秒針が止まるまで



「ママ、わたし、サンタさんにみえる?」
「うん。とっても似合ってる」

嬉しそうに鏡の前ではしゃぐマリアは、ノエルの言葉に満足そうに笑った。サンタさんのかっこうがしたい!と言い出したマリアに、早速アレルヤがサンタの衣装を買ってきたのがはじまり。女の子なのでスカートだが、可愛らしいファー付きの赤いクリスマス仕様の衣装はちゃんとサンタを連想させる。ボンボンのついた帽子を被って楽しそうに笑うマリアと、同じようにサンタの衣装を着たルカ。ルカはマリアのような反応はないが、大人しくそれを着ているので嫌なわけじゃないようだ。

「パパ、マリアとルカ、かわいい?」
「可愛い!とっても可愛いよ!」

ノエルの後ろでふたりの姿を見ていたアレルヤは、マリアにそう聞かれて即座に声を弾ませて答える。頬が緩みっぱなしだ。可愛い可愛い、とマリアとルカの頭を何度も撫でる。このくらいの子どもは成長が早い。きっとこの服も来年には着れないんだろうなぁと思うと少し残念だが、逆にそれは成長の証でもあるので喜ぶべきことなのかもしれない。それをアレルヤに言ってみれば、「また来年も買ったらいいだろう?」とのこと。彼の子煩悩振りはさすがというかなんというか。
そんな言葉を交わしていたら、ずっと黙ったままだったルカが自分達を見上げていた。彼と視線を合わせるようにノエルがしゃがんで「どうしたの?」とたずねてみる。ルカはノエルのスカートをつかみながら、一言。

「かあさんは、サンタのかっこうしないの?」

首を傾げながら言うルカに続いてマリアも「ママもしようよっ!」と。…これは困った。いい年してサンタの格好を子どもたちと一緒にするなんて、想像しただけでも恥ずかしい。「ちょっとそれは…」と苦笑しつつアレルヤに助け舟を求めるため振り返れば、アレルヤは妙に良い笑顔をしていた。

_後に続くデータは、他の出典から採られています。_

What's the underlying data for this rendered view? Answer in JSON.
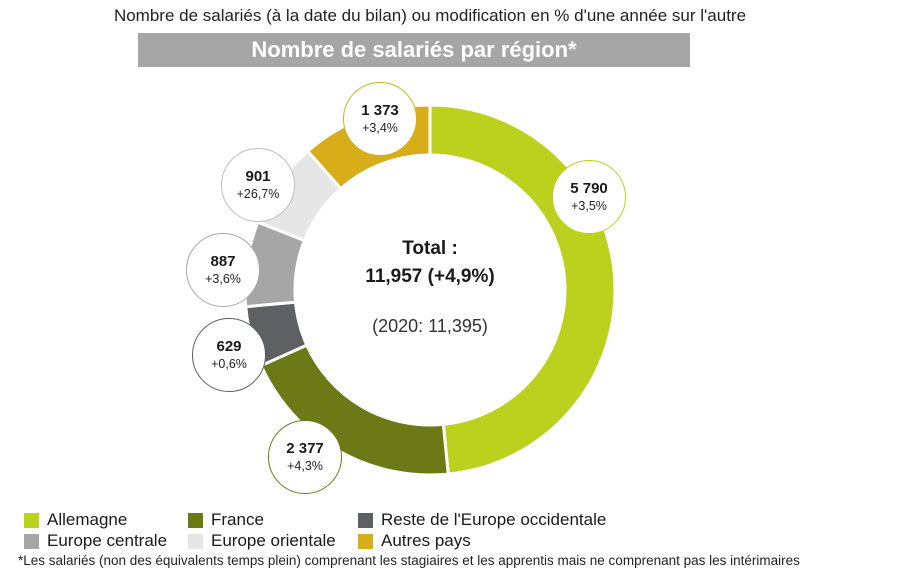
{
  "header": {
    "subtitle": "Nombre de salariés (à la date du bilan) ou modification en % d'une année sur l'autre",
    "banner_title": "Nombre de salariés par région*"
  },
  "center": {
    "total_label": "Total :",
    "total_value": "11,957 (+4,9%)",
    "previous": "(2020: 11,395)"
  },
  "chart_data": {
    "type": "pie",
    "title": "Nombre de salariés par région*",
    "total": 11957,
    "segments": [
      {
        "name": "Allemagne",
        "value": 5790,
        "value_label": "5 790",
        "change": "+3,5%",
        "color": "#bcd11e"
      },
      {
        "name": "France",
        "value": 2377,
        "value_label": "2 377",
        "change": "+4,3%",
        "color": "#6b7a16"
      },
      {
        "name": "Reste de l'Europe occidentale",
        "value": 629,
        "value_label": "629",
        "change": "+0,6%",
        "color": "#5f6062"
      },
      {
        "name": "Europe centrale",
        "value": 887,
        "value_label": "887",
        "change": "+3,6%",
        "color": "#a6a6a6"
      },
      {
        "name": "Europe orientale",
        "value": 901,
        "value_label": "901",
        "change": "+26,7%",
        "color": "#e6e6e6"
      },
      {
        "name": "Autres pays",
        "value": 1373,
        "value_label": "1 373",
        "change": "+3,4%",
        "color": "#d8ad1a"
      }
    ]
  },
  "legend": [
    {
      "label": "Allemagne",
      "color": "#bcd11e"
    },
    {
      "label": "France",
      "color": "#6b7a16"
    },
    {
      "label": "Reste de l'Europe occidentale",
      "color": "#5f6062"
    },
    {
      "label": "Europe centrale",
      "color": "#a6a6a6"
    },
    {
      "label": "Europe orientale",
      "color": "#e6e6e6"
    },
    {
      "label": "Autres pays",
      "color": "#d8ad1a"
    }
  ],
  "footnote": "*Les salariés (non des équivalents temps plein) comprenant les stagiaires et les apprentis mais ne comprenant pas les intérimaires"
}
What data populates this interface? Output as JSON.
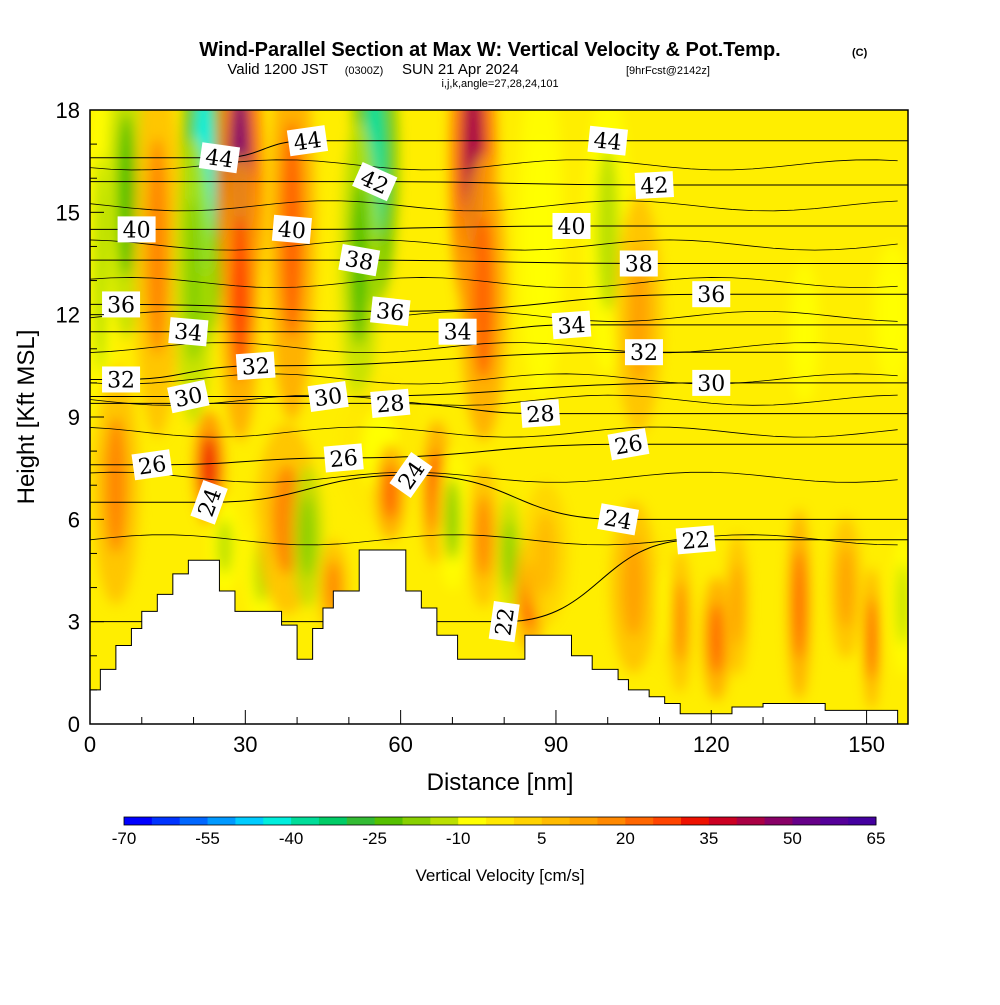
{
  "chart_data": {
    "type": "heatmap",
    "title": "Wind-Parallel Section at Max W: Vertical Velocity & Pot.Temp.",
    "title_mark": "(C)",
    "subtitle_valid": "Valid 1200 JST",
    "subtitle_utc": "(0300Z)",
    "subtitle_date": "SUN 21 Apr 2024",
    "subtitle_fcst": "[9hrFcst@2142z]",
    "subtitle_grid": "i,j,k,angle=27,28,24,101",
    "xlabel": "Distance [nm]",
    "ylabel": "Height [Kft MSL]",
    "xlim": [
      0,
      158
    ],
    "ylim": [
      0,
      18
    ],
    "x_ticks": [
      {
        "value": 0,
        "label": "0"
      },
      {
        "value": 30,
        "label": "30"
      },
      {
        "value": 60,
        "label": "60"
      },
      {
        "value": 90,
        "label": "90"
      },
      {
        "value": 120,
        "label": "120"
      },
      {
        "value": 150,
        "label": "150"
      }
    ],
    "y_ticks": [
      {
        "value": 0,
        "label": "0"
      },
      {
        "value": 3,
        "label": "3"
      },
      {
        "value": 6,
        "label": "6"
      },
      {
        "value": 9,
        "label": "9"
      },
      {
        "value": 12,
        "label": "12"
      },
      {
        "value": 15,
        "label": "15"
      },
      {
        "value": 18,
        "label": "18"
      }
    ],
    "colorbar": {
      "label": "Vertical Velocity [cm/s]",
      "min": -70,
      "max": 65,
      "step": 5,
      "tick_labels": [
        "-70",
        "-55",
        "-40",
        "-25",
        "-10",
        "5",
        "20",
        "35",
        "50",
        "65"
      ],
      "colors": [
        "#0000ff",
        "#0033ff",
        "#0066ff",
        "#0099ff",
        "#00ccff",
        "#00eedd",
        "#00dd99",
        "#00cc66",
        "#33bb33",
        "#55c000",
        "#88d000",
        "#bbe000",
        "#ffff00",
        "#ffe800",
        "#ffd200",
        "#ffbb00",
        "#ffa200",
        "#ff8800",
        "#ff6600",
        "#ff4400",
        "#ee1100",
        "#cc0022",
        "#aa0044",
        "#880066",
        "#660088",
        "#550099",
        "#44009f"
      ]
    },
    "terrain_kft": [
      [
        0,
        1.0
      ],
      [
        2,
        1.0
      ],
      [
        2,
        1.6
      ],
      [
        5,
        1.6
      ],
      [
        5,
        2.3
      ],
      [
        8,
        2.3
      ],
      [
        8,
        2.8
      ],
      [
        10,
        2.8
      ],
      [
        10,
        3.3
      ],
      [
        13,
        3.3
      ],
      [
        13,
        3.8
      ],
      [
        16,
        3.8
      ],
      [
        16,
        4.4
      ],
      [
        19,
        4.4
      ],
      [
        19,
        4.8
      ],
      [
        25,
        4.8
      ],
      [
        25,
        3.9
      ],
      [
        28,
        3.9
      ],
      [
        28,
        3.3
      ],
      [
        37,
        3.3
      ],
      [
        37,
        2.9
      ],
      [
        40,
        2.9
      ],
      [
        40,
        1.9
      ],
      [
        43,
        1.9
      ],
      [
        43,
        2.8
      ],
      [
        45,
        2.8
      ],
      [
        45,
        3.4
      ],
      [
        47,
        3.4
      ],
      [
        47,
        3.9
      ],
      [
        52,
        3.9
      ],
      [
        52,
        5.1
      ],
      [
        61,
        5.1
      ],
      [
        61,
        3.9
      ],
      [
        64,
        3.9
      ],
      [
        64,
        3.4
      ],
      [
        67,
        3.4
      ],
      [
        67,
        2.6
      ],
      [
        71,
        2.6
      ],
      [
        71,
        1.9
      ],
      [
        84,
        1.9
      ],
      [
        84,
        2.6
      ],
      [
        93,
        2.6
      ],
      [
        93,
        2.0
      ],
      [
        97,
        2.0
      ],
      [
        97,
        1.6
      ],
      [
        102,
        1.6
      ],
      [
        102,
        1.3
      ],
      [
        104,
        1.3
      ],
      [
        104,
        1.0
      ],
      [
        108,
        1.0
      ],
      [
        108,
        0.8
      ],
      [
        111,
        0.8
      ],
      [
        111,
        0.6
      ],
      [
        114,
        0.6
      ],
      [
        114,
        0.3
      ],
      [
        124,
        0.3
      ],
      [
        124,
        0.5
      ],
      [
        130,
        0.5
      ],
      [
        130,
        0.6
      ],
      [
        142,
        0.6
      ],
      [
        142,
        0.4
      ],
      [
        156,
        0.4
      ],
      [
        156,
        0
      ],
      [
        158,
        0
      ]
    ],
    "vertical_velocity_features": [
      {
        "x": 2,
        "y": 13.5,
        "wx": 2.0,
        "wy": 4.0,
        "value": -15
      },
      {
        "x": 7,
        "y": 15.5,
        "wx": 2.5,
        "wy": 3.0,
        "value": -25
      },
      {
        "x": 13,
        "y": 14.0,
        "wx": 3.0,
        "wy": 4.0,
        "value": 15
      },
      {
        "x": 22,
        "y": 16.0,
        "wx": 3.0,
        "wy": 3.5,
        "value": -45
      },
      {
        "x": 20,
        "y": 13.0,
        "wx": 2.5,
        "wy": 3.0,
        "value": -20
      },
      {
        "x": 29,
        "y": 16.0,
        "wx": 3.0,
        "wy": 3.5,
        "value": 45
      },
      {
        "x": 29,
        "y": 12.5,
        "wx": 2.5,
        "wy": 3.0,
        "value": 25
      },
      {
        "x": 39,
        "y": 14.5,
        "wx": 3.0,
        "wy": 4.0,
        "value": 20
      },
      {
        "x": 55,
        "y": 16.5,
        "wx": 3.0,
        "wy": 3.0,
        "value": -40
      },
      {
        "x": 52,
        "y": 13.5,
        "wx": 2.5,
        "wy": 3.0,
        "value": -25
      },
      {
        "x": 74,
        "y": 16.5,
        "wx": 3.0,
        "wy": 3.5,
        "value": 40
      },
      {
        "x": 76,
        "y": 12.5,
        "wx": 3.0,
        "wy": 3.0,
        "value": 20
      },
      {
        "x": 87,
        "y": 14.5,
        "wx": 3.0,
        "wy": 3.5,
        "value": -10
      },
      {
        "x": 100,
        "y": 14.5,
        "wx": 3.0,
        "wy": 3.0,
        "value": -15
      },
      {
        "x": 106,
        "y": 12.0,
        "wx": 3.0,
        "wy": 2.5,
        "value": 10
      },
      {
        "x": 138,
        "y": 11.5,
        "wx": 2.0,
        "wy": 1.5,
        "value": -10
      },
      {
        "x": 155,
        "y": 12.0,
        "wx": 2.5,
        "wy": 1.5,
        "value": -10
      },
      {
        "x": 5,
        "y": 7.0,
        "wx": 3.0,
        "wy": 2.5,
        "value": 15
      },
      {
        "x": 23,
        "y": 7.5,
        "wx": 2.0,
        "wy": 1.2,
        "value": 30
      },
      {
        "x": 26,
        "y": 5.2,
        "wx": 2.0,
        "wy": 1.0,
        "value": -12
      },
      {
        "x": 33,
        "y": 4.5,
        "wx": 2.0,
        "wy": 1.2,
        "value": -12
      },
      {
        "x": 38,
        "y": 6.0,
        "wx": 4.0,
        "wy": 2.0,
        "value": 15
      },
      {
        "x": 42,
        "y": 5.5,
        "wx": 2.0,
        "wy": 1.5,
        "value": -20
      },
      {
        "x": 47,
        "y": 4.0,
        "wx": 2.0,
        "wy": 1.0,
        "value": 15
      },
      {
        "x": 56,
        "y": 8.0,
        "wx": 5.0,
        "wy": 1.5,
        "value": -8
      },
      {
        "x": 58,
        "y": 6.8,
        "wx": 2.0,
        "wy": 1.0,
        "value": 20
      },
      {
        "x": 67,
        "y": 6.8,
        "wx": 2.0,
        "wy": 1.5,
        "value": 25
      },
      {
        "x": 70,
        "y": 6.0,
        "wx": 2.0,
        "wy": 1.5,
        "value": -18
      },
      {
        "x": 76,
        "y": 5.5,
        "wx": 2.0,
        "wy": 1.5,
        "value": 15
      },
      {
        "x": 81,
        "y": 5.0,
        "wx": 1.5,
        "wy": 1.2,
        "value": -20
      },
      {
        "x": 85,
        "y": 3.8,
        "wx": 2.0,
        "wy": 1.2,
        "value": 25
      },
      {
        "x": 88,
        "y": 5.0,
        "wx": 3.0,
        "wy": 1.5,
        "value": 8
      },
      {
        "x": 105,
        "y": 4.0,
        "wx": 3.0,
        "wy": 1.8,
        "value": 12
      },
      {
        "x": 111,
        "y": 3.5,
        "wx": 1.2,
        "wy": 1.5,
        "value": -8
      },
      {
        "x": 114,
        "y": 3.0,
        "wx": 1.5,
        "wy": 1.5,
        "value": 15
      },
      {
        "x": 121,
        "y": 2.5,
        "wx": 1.8,
        "wy": 1.3,
        "value": 22
      },
      {
        "x": 125,
        "y": 3.5,
        "wx": 1.5,
        "wy": 1.5,
        "value": 12
      },
      {
        "x": 137,
        "y": 3.5,
        "wx": 1.5,
        "wy": 2.0,
        "value": 20
      },
      {
        "x": 146,
        "y": 4.0,
        "wx": 2.0,
        "wy": 1.5,
        "value": 12
      },
      {
        "x": 151,
        "y": 2.5,
        "wx": 1.0,
        "wy": 1.5,
        "value": 25
      },
      {
        "x": 157,
        "y": 3.5,
        "wx": 1.5,
        "wy": 1.5,
        "value": -12
      }
    ],
    "theta_contour_labels": [
      {
        "value": "44",
        "x": 25,
        "y": 16.6,
        "angle": 8
      },
      {
        "value": "44",
        "x": 42,
        "y": 17.1,
        "angle": -8
      },
      {
        "value": "44",
        "x": 100,
        "y": 17.1,
        "angle": 6
      },
      {
        "value": "42",
        "x": 55,
        "y": 15.9,
        "angle": 24
      },
      {
        "value": "42",
        "x": 109,
        "y": 15.8,
        "angle": -3
      },
      {
        "value": "40",
        "x": 9,
        "y": 14.5,
        "angle": 0
      },
      {
        "value": "40",
        "x": 39,
        "y": 14.5,
        "angle": 5
      },
      {
        "value": "40",
        "x": 93,
        "y": 14.6,
        "angle": 0
      },
      {
        "value": "38",
        "x": 52,
        "y": 13.6,
        "angle": 10
      },
      {
        "value": "38",
        "x": 106,
        "y": 13.5,
        "angle": 0
      },
      {
        "value": "36",
        "x": 6,
        "y": 12.3,
        "angle": 0
      },
      {
        "value": "36",
        "x": 58,
        "y": 12.1,
        "angle": 6
      },
      {
        "value": "36",
        "x": 120,
        "y": 12.6,
        "angle": 0
      },
      {
        "value": "34",
        "x": 19,
        "y": 11.5,
        "angle": 5
      },
      {
        "value": "34",
        "x": 71,
        "y": 11.5,
        "angle": 0
      },
      {
        "value": "34",
        "x": 93,
        "y": 11.7,
        "angle": -4
      },
      {
        "value": "32",
        "x": 6,
        "y": 10.1,
        "angle": 0
      },
      {
        "value": "32",
        "x": 32,
        "y": 10.5,
        "angle": -4
      },
      {
        "value": "32",
        "x": 107,
        "y": 10.9,
        "angle": 0
      },
      {
        "value": "30",
        "x": 19,
        "y": 9.6,
        "angle": -12
      },
      {
        "value": "30",
        "x": 46,
        "y": 9.6,
        "angle": -8
      },
      {
        "value": "30",
        "x": 120,
        "y": 10.0,
        "angle": 0
      },
      {
        "value": "28",
        "x": 58,
        "y": 9.4,
        "angle": -5
      },
      {
        "value": "28",
        "x": 87,
        "y": 9.1,
        "angle": -4
      },
      {
        "value": "26",
        "x": 12,
        "y": 7.6,
        "angle": -8
      },
      {
        "value": "26",
        "x": 49,
        "y": 7.8,
        "angle": -5
      },
      {
        "value": "26",
        "x": 104,
        "y": 8.2,
        "angle": -10
      },
      {
        "value": "24",
        "x": 23,
        "y": 6.5,
        "angle": -70
      },
      {
        "value": "24",
        "x": 62,
        "y": 7.3,
        "angle": -55
      },
      {
        "value": "24",
        "x": 102,
        "y": 6.0,
        "angle": 10
      },
      {
        "value": "22",
        "x": 80,
        "y": 3.0,
        "angle": -82
      },
      {
        "value": "22",
        "x": 117,
        "y": 5.4,
        "angle": -5
      }
    ]
  }
}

「そっか、マリアとルカはママにもサンタさんの格好をして欲しいんだね」

まるで自分が提案したんじゃない、子どもたちが言い出したから仕方がないんだ・とでも言いそうな笑顔を浮かべながらアレルヤは二人の頭を撫でている。そしてその問いかけに大きく頷く子どもたち。…ああ、これほどまでにこの場から逃げたいと思ったことはない。「そっかそっか。なら仕方ないね。ママにもサンタの格好をしてもらおうか」と、全く仕方ないと思っていない笑顔でアレルヤは言っている。「どうせならパパも一緒にサンタさんの格好しちゃおうかな」と調子に乗ったアレルヤはそんなことまで言い出した。するとすかさずルカが「とうさんはしなくてもいい」と両断。…今少しだけアレルヤに同情した。したけれども、一拍後に続いたアレルヤの言葉によってそれはすぐに一掃された。

「じゃあノエル。ノエルの分は明日買ってくるからね」
「…私の選択権は、なし?」

うん、ないよ。そう笑顔で言い切ったアレルヤを、明日どうやって家にいれないようにしようか。後24時間で考えなきゃならなくなった。